Nivolumab for patients with ND FL: Results from the phase II 1st FLOR study

Outcomes in patients with FL are influenced by host immune activity. Emerging evidence supports that combining CD20-directed therapy with PD-1i improves T-cell-mediated tumor cytotoxicity and NK cell antibody-dependent cytotoxicity, with additional data suggesting that immune priming with PD-1i before cancer-directed treatment may further improve therapeutic outcomes. The phase II 1st FLOR trial (NCT03245021) investigated nivolumab (a PD-1i) priming followed by nivolumab plus rituximab (an anti-CD20 mAb) in ND FL. 

A total of 39 patients with advanced-stage ND FL received nivolumab priming (240 mg IV every 2 weeks for 4 cycles), followed by nivolumab + rituximab (375 mg/m² IV every 2 weeks for 4 cycles), and maintenance with monthly nivolumab and 2-monthly rituximab. The primary endpoint was toxicity during induction. Efficacy outcomes included ORR, PFS, and OS.¹ Findings were published in Blood Adv by Barraclough et al.¹

Key learnings

The study met its primary endpoint, with 33% Grade ≥3 AEs occurring during induction; the most common were elevated amylase/lipase (15%), liver enzyme derangement (11%), and infection (10%). Overall Grade ≥3 AEs occurred in 59% of patients.

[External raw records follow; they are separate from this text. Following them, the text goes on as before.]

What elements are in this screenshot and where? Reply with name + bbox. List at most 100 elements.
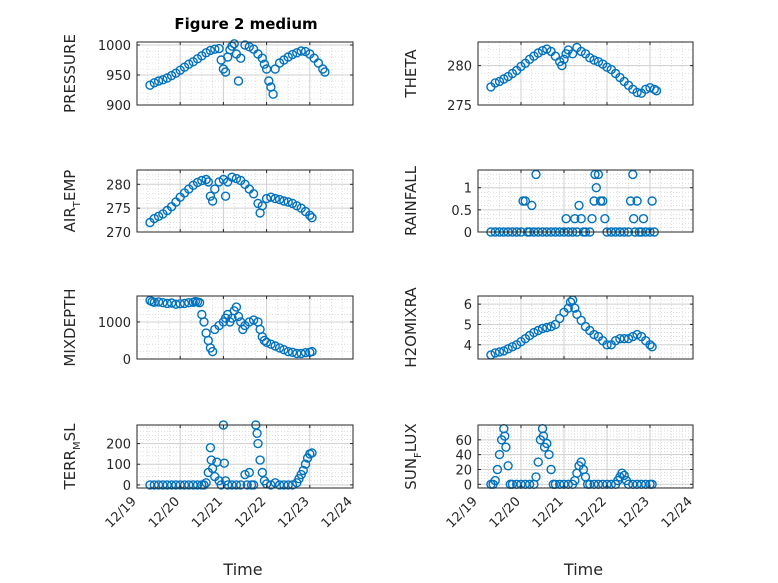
data-point — [589, 329, 599, 340]
data-point — [313, 58, 324, 68]
y-tick-label: 1000 — [98, 316, 131, 331]
data-point — [492, 464, 503, 475]
data-point — [559, 54, 569, 64]
data-point — [647, 196, 657, 206]
data-point — [307, 346, 317, 357]
data-point — [270, 478, 280, 488]
y-axis-label: RAINFALL — [402, 165, 420, 236]
data-point — [499, 346, 509, 356]
data-point — [649, 84, 659, 95]
data-point — [305, 210, 315, 221]
axes-4: 0 0.5 1 RAINFALL — [402, 165, 694, 241]
y-tick-label: 0 — [464, 478, 472, 493]
data-point — [192, 177, 203, 188]
data-point — [248, 189, 259, 199]
y-axis-label: PRESSURE — [61, 34, 79, 113]
data-point — [253, 438, 263, 449]
data-point — [179, 298, 190, 309]
data-point — [231, 480, 242, 490]
data-point — [292, 48, 302, 58]
data-point — [533, 325, 543, 336]
data-point — [205, 45, 216, 56]
data-point — [270, 64, 280, 74]
data-point — [266, 339, 276, 349]
data-point — [503, 344, 513, 354]
y-axis-label: MIXDEPTH — [61, 288, 79, 366]
y-tick-label: 20 — [455, 463, 472, 478]
data-point — [287, 347, 298, 357]
data-point — [531, 472, 541, 482]
data-point — [619, 334, 629, 344]
data-point — [279, 196, 289, 206]
data-point — [507, 342, 518, 352]
plot-area — [478, 425, 693, 488]
data-point — [240, 40, 250, 50]
data-point — [501, 442, 511, 452]
data-point — [587, 213, 597, 224]
data-point — [240, 469, 250, 480]
axes-frame — [477, 169, 694, 233]
data-point — [574, 200, 584, 211]
data-point — [567, 49, 578, 59]
data-point — [162, 298, 172, 309]
data-point — [274, 194, 285, 205]
data-point — [257, 201, 267, 211]
data-point — [632, 196, 642, 206]
data-series — [145, 172, 317, 228]
data-point — [199, 317, 209, 327]
data-point — [619, 470, 629, 481]
y-tick-label: 6 — [464, 298, 472, 313]
y-tick-label: 0 — [464, 226, 472, 241]
data-point — [266, 192, 276, 202]
y-tick-label: 4 — [464, 339, 472, 354]
y-tick-label: 0 — [123, 479, 131, 494]
data-point — [307, 448, 317, 458]
data-point — [255, 455, 265, 465]
figure-title: Figure 2 medium — [174, 15, 317, 33]
data-point — [220, 67, 231, 77]
y-axis-label-part: SL — [61, 423, 79, 442]
data-point — [264, 76, 274, 86]
data-point — [570, 303, 580, 313]
y-axis-label: AIRTEMP — [61, 170, 83, 233]
data-point — [283, 480, 293, 490]
data-point — [197, 175, 207, 186]
data-point — [229, 39, 239, 49]
data-point — [158, 75, 168, 85]
y-axis-label-part: H2OMIXRA — [402, 287, 420, 368]
axes-frame — [136, 295, 354, 360]
data-point — [503, 461, 513, 471]
ticks — [136, 296, 354, 360]
data-point — [598, 196, 608, 206]
y-tick-label: 950 — [106, 69, 131, 84]
data-point — [205, 191, 216, 201]
data-point — [546, 464, 556, 475]
data-point — [227, 172, 237, 182]
data-point — [233, 311, 244, 322]
data-point — [261, 337, 272, 347]
axes-1: 900 950 1000 PRESSURE — [61, 34, 354, 114]
data-point — [201, 478, 211, 488]
ticks — [136, 42, 354, 106]
data-point — [235, 53, 246, 63]
data-series — [486, 42, 662, 98]
data-point — [231, 302, 242, 312]
data-point — [287, 49, 298, 60]
ticks — [136, 170, 354, 233]
y-axis-label: SUNFLUX — [402, 423, 424, 489]
data-point — [561, 213, 571, 224]
y-axis-label-part: RAINFALL — [402, 165, 420, 236]
data-point — [201, 174, 211, 185]
y-axis-label-part: LUX — [402, 423, 420, 452]
data-point — [192, 480, 203, 490]
ticks — [477, 296, 694, 359]
data-point — [298, 465, 308, 476]
data-point — [242, 480, 252, 490]
data-point — [623, 334, 634, 344]
y-axis-label: H2OMIXRA — [402, 287, 420, 368]
data-point — [638, 213, 649, 224]
axes-3: 270 275 280 AIRTEMP — [61, 169, 354, 241]
data-point — [248, 315, 259, 325]
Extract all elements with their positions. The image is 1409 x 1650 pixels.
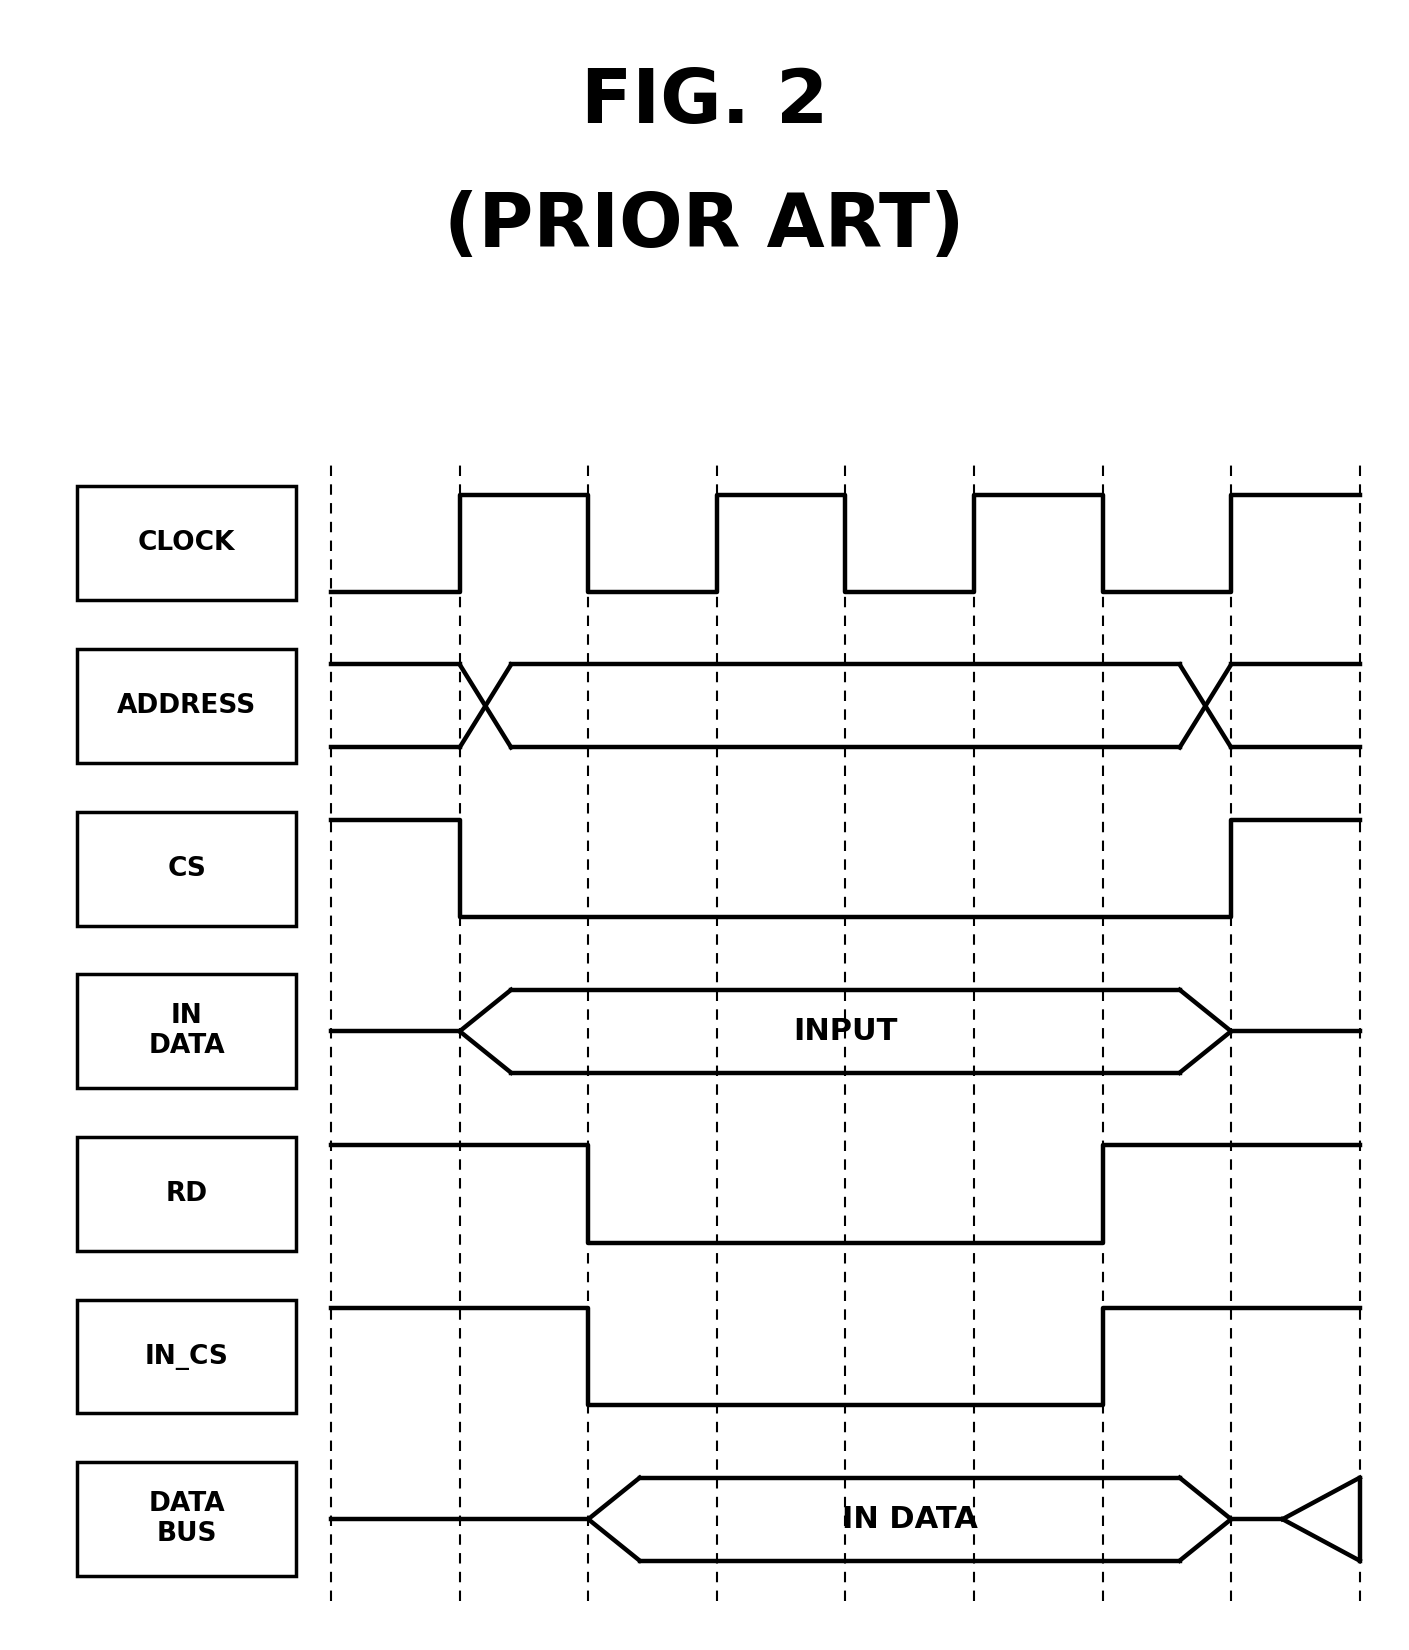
Text: IN
DATA: IN DATA bbox=[148, 1003, 225, 1059]
Text: INPUT: INPUT bbox=[793, 1016, 898, 1046]
Text: DATA
BUS: DATA BUS bbox=[148, 1492, 225, 1548]
FancyBboxPatch shape bbox=[77, 487, 296, 601]
Text: RD: RD bbox=[166, 1181, 207, 1206]
Text: CLOCK: CLOCK bbox=[138, 530, 235, 556]
FancyBboxPatch shape bbox=[77, 974, 296, 1089]
Text: IN_CS: IN_CS bbox=[145, 1343, 228, 1370]
Text: FIG. 2: FIG. 2 bbox=[581, 66, 828, 139]
FancyBboxPatch shape bbox=[77, 1137, 296, 1251]
Text: IN DATA: IN DATA bbox=[841, 1505, 978, 1534]
FancyBboxPatch shape bbox=[77, 812, 296, 926]
Text: (PRIOR ART): (PRIOR ART) bbox=[444, 190, 965, 262]
Text: CS: CS bbox=[168, 856, 206, 881]
Text: ADDRESS: ADDRESS bbox=[117, 693, 256, 719]
FancyBboxPatch shape bbox=[77, 1462, 296, 1576]
FancyBboxPatch shape bbox=[77, 648, 296, 762]
FancyBboxPatch shape bbox=[77, 1300, 296, 1414]
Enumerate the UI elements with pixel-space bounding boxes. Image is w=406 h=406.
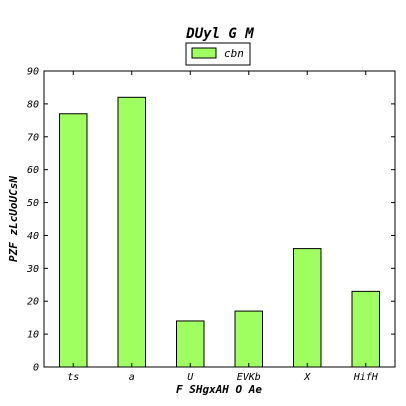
y-tick-label: 0 bbox=[33, 363, 39, 374]
x-tick-label: X bbox=[303, 372, 311, 383]
chart-title: DUyl G M bbox=[185, 26, 254, 42]
y-tick-label: 70 bbox=[27, 132, 39, 143]
y-tick-label: 20 bbox=[27, 297, 39, 308]
bar-HifH bbox=[351, 290, 380, 368]
y-axis-label: PZF zLcUoUCsN bbox=[7, 176, 20, 262]
legend-label: cbn bbox=[224, 47, 244, 60]
y-tick-label: 10 bbox=[27, 330, 39, 341]
y-tick-label: 40 bbox=[27, 231, 39, 242]
x-tick-label: EVKb bbox=[237, 372, 261, 383]
bar-X bbox=[293, 248, 322, 368]
bar-ts bbox=[59, 113, 88, 368]
y-tick-label: 30 bbox=[26, 264, 39, 275]
y-axis-ticks: 0 10 20 30 40 50 60 70 80 90 bbox=[26, 67, 395, 374]
bars-group bbox=[59, 96, 380, 368]
y-tick-label: 90 bbox=[27, 67, 39, 78]
bar-EVKb bbox=[234, 310, 263, 368]
x-tick-label: HifH bbox=[353, 372, 379, 383]
y-tick-label: 80 bbox=[27, 99, 39, 110]
y-tick-label: 50 bbox=[27, 198, 39, 209]
bar-a bbox=[117, 96, 146, 368]
legend-swatch bbox=[191, 47, 217, 59]
plot-frame bbox=[43, 70, 396, 368]
x-axis-label: F SHgxAH O Ae bbox=[176, 383, 262, 396]
legend: cbn bbox=[185, 42, 251, 66]
bar-U bbox=[176, 320, 205, 368]
x-tick-label: a bbox=[129, 372, 135, 383]
x-axis-ticks: ts a U EVKb X HifH bbox=[67, 71, 379, 383]
y-tick-label: 60 bbox=[27, 165, 39, 176]
x-tick-label: U bbox=[187, 372, 194, 383]
x-tick-label: ts bbox=[67, 372, 79, 383]
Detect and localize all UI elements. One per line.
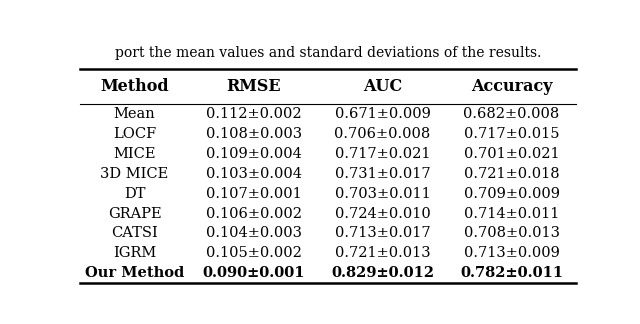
- Text: 0.103±0.004: 0.103±0.004: [205, 167, 301, 180]
- Text: Our Method: Our Method: [85, 266, 184, 280]
- Text: 0.109±0.004: 0.109±0.004: [205, 147, 301, 161]
- Text: 0.107±0.001: 0.107±0.001: [205, 187, 301, 201]
- Text: 0.708±0.013: 0.708±0.013: [463, 226, 559, 240]
- Text: DT: DT: [124, 187, 145, 201]
- Text: 0.717±0.015: 0.717±0.015: [464, 127, 559, 141]
- Text: MICE: MICE: [113, 147, 156, 161]
- Text: LOCF: LOCF: [113, 127, 156, 141]
- Text: 0.112±0.002: 0.112±0.002: [206, 107, 301, 121]
- Text: Accuracy: Accuracy: [471, 78, 552, 95]
- Text: IGRM: IGRM: [113, 247, 156, 260]
- Text: 0.724±0.010: 0.724±0.010: [335, 206, 431, 221]
- Text: 0.703±0.011: 0.703±0.011: [335, 187, 431, 201]
- Text: CATSI: CATSI: [111, 226, 158, 240]
- Text: 0.104±0.003: 0.104±0.003: [205, 226, 301, 240]
- Text: 0.717±0.021: 0.717±0.021: [335, 147, 430, 161]
- Text: AUC: AUC: [363, 78, 402, 95]
- Text: RMSE: RMSE: [227, 78, 281, 95]
- Text: 0.090±0.001: 0.090±0.001: [202, 266, 305, 280]
- Text: 0.709±0.009: 0.709±0.009: [463, 187, 559, 201]
- Text: 0.701±0.021: 0.701±0.021: [464, 147, 559, 161]
- Text: Method: Method: [100, 78, 169, 95]
- Text: 0.721±0.018: 0.721±0.018: [464, 167, 559, 180]
- Text: 0.721±0.013: 0.721±0.013: [335, 247, 430, 260]
- Text: GRAPE: GRAPE: [108, 206, 161, 221]
- Text: 0.106±0.002: 0.106±0.002: [205, 206, 301, 221]
- Text: port the mean values and standard deviations of the results.: port the mean values and standard deviat…: [115, 46, 541, 60]
- Text: 0.782±0.011: 0.782±0.011: [460, 266, 563, 280]
- Text: 0.713±0.009: 0.713±0.009: [463, 247, 559, 260]
- Text: Mean: Mean: [114, 107, 156, 121]
- Text: 0.682±0.008: 0.682±0.008: [463, 107, 559, 121]
- Text: 0.105±0.002: 0.105±0.002: [205, 247, 301, 260]
- Text: 0.108±0.003: 0.108±0.003: [205, 127, 301, 141]
- Text: 0.671±0.009: 0.671±0.009: [335, 107, 431, 121]
- Text: 0.713±0.017: 0.713±0.017: [335, 226, 430, 240]
- Text: 0.714±0.011: 0.714±0.011: [464, 206, 559, 221]
- Text: 0.706±0.008: 0.706±0.008: [335, 127, 431, 141]
- Text: 3D MICE: 3D MICE: [100, 167, 169, 180]
- Text: 0.731±0.017: 0.731±0.017: [335, 167, 430, 180]
- Text: 0.829±0.012: 0.829±0.012: [331, 266, 434, 280]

Serious AEs occurred in 46% of patients; the most frequent were infections (15%), fever, and pancreatitis (5% each). Nivolumab was discontinued due to toxicity in three patients; no treatment-related deaths occurred.

The ORR was 92%, with a CR rate of 59%. Median PFS was 61 months; 4-year PFS and OS were 58% and 95%, respectively. High intratumoral CD8A gene expression correlated with CR and prolonged PFS (p = 0.03).

Results from the 1st FLOR trial show that nivolumab priming followed by nivolumab + rituximab demonstrated durable responses and favorable safety in patients with ND FL. CD8A gene expression may help identify patients likely to benefit from this non-chemotherapy approach.